Germline variation and somatic mutation are intricately connected and together shape human traits and disease risks. Germline variants are present from conception, but they vary between individuals and accumulate over generations. By contrast, somatic mutations accumulate throughout life in a mosaic manner within an individual due to intrinsic and extrinsic sources of mutations and selection pressures acting on cells. Recent advancements, such as improved detection methods and increased resources for association studies, have drastically expanded our ability to investigate germline and somatic genetic variation and compare underlying mutational processes.

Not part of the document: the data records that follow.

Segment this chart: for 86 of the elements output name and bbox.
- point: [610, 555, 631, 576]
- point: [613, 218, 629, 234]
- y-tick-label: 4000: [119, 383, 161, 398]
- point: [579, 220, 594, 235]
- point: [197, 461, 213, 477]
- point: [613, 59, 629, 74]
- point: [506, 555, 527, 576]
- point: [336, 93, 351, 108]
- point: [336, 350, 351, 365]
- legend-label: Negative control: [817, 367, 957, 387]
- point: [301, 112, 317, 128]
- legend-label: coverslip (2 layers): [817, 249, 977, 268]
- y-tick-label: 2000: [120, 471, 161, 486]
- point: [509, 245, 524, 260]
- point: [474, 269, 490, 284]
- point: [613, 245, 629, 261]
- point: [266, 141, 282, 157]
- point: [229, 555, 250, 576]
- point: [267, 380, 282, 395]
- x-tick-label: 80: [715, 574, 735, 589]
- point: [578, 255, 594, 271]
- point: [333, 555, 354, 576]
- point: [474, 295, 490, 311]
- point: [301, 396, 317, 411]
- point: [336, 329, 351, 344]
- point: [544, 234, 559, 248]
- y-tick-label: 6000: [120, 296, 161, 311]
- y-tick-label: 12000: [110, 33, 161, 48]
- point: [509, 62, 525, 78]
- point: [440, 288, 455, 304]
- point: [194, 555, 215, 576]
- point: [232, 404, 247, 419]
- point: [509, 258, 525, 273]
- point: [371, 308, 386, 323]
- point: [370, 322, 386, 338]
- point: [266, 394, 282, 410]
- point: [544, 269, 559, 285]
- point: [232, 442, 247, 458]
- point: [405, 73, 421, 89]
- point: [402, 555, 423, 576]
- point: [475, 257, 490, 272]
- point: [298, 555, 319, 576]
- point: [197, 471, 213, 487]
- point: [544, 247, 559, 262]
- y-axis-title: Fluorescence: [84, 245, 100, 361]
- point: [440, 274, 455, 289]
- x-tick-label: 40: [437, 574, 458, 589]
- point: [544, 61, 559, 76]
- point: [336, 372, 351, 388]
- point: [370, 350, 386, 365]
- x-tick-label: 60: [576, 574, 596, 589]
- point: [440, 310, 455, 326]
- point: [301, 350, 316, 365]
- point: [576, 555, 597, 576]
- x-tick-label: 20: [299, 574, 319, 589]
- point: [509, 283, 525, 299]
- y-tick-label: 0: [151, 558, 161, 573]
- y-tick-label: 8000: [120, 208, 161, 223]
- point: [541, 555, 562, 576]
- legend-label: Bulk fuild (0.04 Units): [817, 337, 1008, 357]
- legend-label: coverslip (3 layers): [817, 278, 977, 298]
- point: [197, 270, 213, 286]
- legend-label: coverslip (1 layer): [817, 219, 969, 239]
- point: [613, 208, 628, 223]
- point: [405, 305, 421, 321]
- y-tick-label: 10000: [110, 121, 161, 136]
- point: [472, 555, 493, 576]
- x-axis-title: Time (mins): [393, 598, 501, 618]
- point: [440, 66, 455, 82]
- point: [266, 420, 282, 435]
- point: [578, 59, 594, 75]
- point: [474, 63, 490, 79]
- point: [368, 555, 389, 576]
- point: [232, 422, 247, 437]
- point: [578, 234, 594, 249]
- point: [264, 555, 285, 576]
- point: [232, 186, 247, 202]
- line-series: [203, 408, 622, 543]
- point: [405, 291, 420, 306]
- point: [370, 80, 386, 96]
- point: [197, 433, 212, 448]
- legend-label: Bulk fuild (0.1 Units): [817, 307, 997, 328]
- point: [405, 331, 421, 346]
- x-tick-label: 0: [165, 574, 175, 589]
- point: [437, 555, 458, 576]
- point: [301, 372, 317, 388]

A better understanding of the similarities and differences in the types, rates and patterns of germline and somatic variants, as well as their interplay, will help elucidate the mechanisms underlying their distinct yet interlinked roles in human health and biology.

种系变异和体细胞突变错综复杂地联系在一起，共同塑造人类特征和疾病风险。种系变异从受孕时就存在，但它们在个体之间存在差异，并且会在几代人中积累。相比之下，由于突变的内在和外在来源以及作用于细胞的选择压力，体细胞突变在个体的一生中以镶嵌方式积累。最近的进展，例如改进的检测方法和增加关联研究的资源，极大地扩展了我们研究种系和体细胞遗传变异以及比较潜在突变过程的能力。更好地了解种系和体细胞变异的类型、发生率和模式的异同及其相互作用，将有助于阐明它们在人类健康和生物学中独特但相互关联的作用背后的机制。